Mart ayında yüzde 6,4 seviyesinde olan yıllık tüketici borçlanması artışı, nisan ayında yüzde 5,9’a gerilerdi. Bu durum, Brexit belirsizliklerinin devam etmesinden dolayı, tüketicilerin borçlanarak alışveriş yapma konusunda isteksiz olmasına bağlanıyor. Tüketicilerin kredi kartı harcamalarını kısıtladığı ve araba almak için kredi anlaşmaları yapmayı azalttığı belirtiliyor.
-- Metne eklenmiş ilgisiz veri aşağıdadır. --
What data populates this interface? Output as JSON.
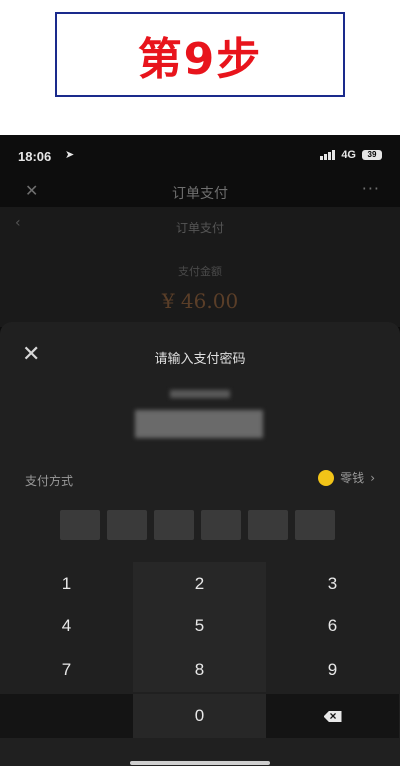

BoF tarafından yapılan açıklamalarda, borçlanma seviyesinin 2014 yılından beridir hiç bu kadar düşük olmadığı ifade edildi. Analiz uzmanları da Brexit müzakerelerinin belirsizliğinden dolayı kredi kartı harcamalarının düştüğünü söylüyor. Borçlanma verilerindeki düşüş, özellikle ev eşyası gibi büyük alışveriş ürünlerinin satışında yaşanan düşüşle de uyumlu. Bunun yanında, son yıllarda teminatsız borçlanma seviyesinin hızla artmasıyla birlikte bankalar da riskli kredi verme konusunda daha temkinli davranıyor. Başbakan May’in istifa etmesinin de tüketici harcamalarını etkilemesi bekleniyor. Muhafazakar Parti’nin yeni liderinin anlaşmasız bir Brexit isteyebileceği yönünde giderek büyüyen endişelerin, gelecek aylarda harcamaları daha da düşüreceği tahmin ediliyor. Ekonomi uzmanlarının çoğu, Avrupa Birliği’nden anlaşmasız bir şekilde ayrılmanın, İngiltere’nin komşu ülkelerle yaptığı ticarete büyük zarar vereceği görüşünde.
Bu durumda ekonomik büyümenin sıfıra düşürmesinden veya ekonomide gerileme dönemine girilmesinden endişe ediliyor.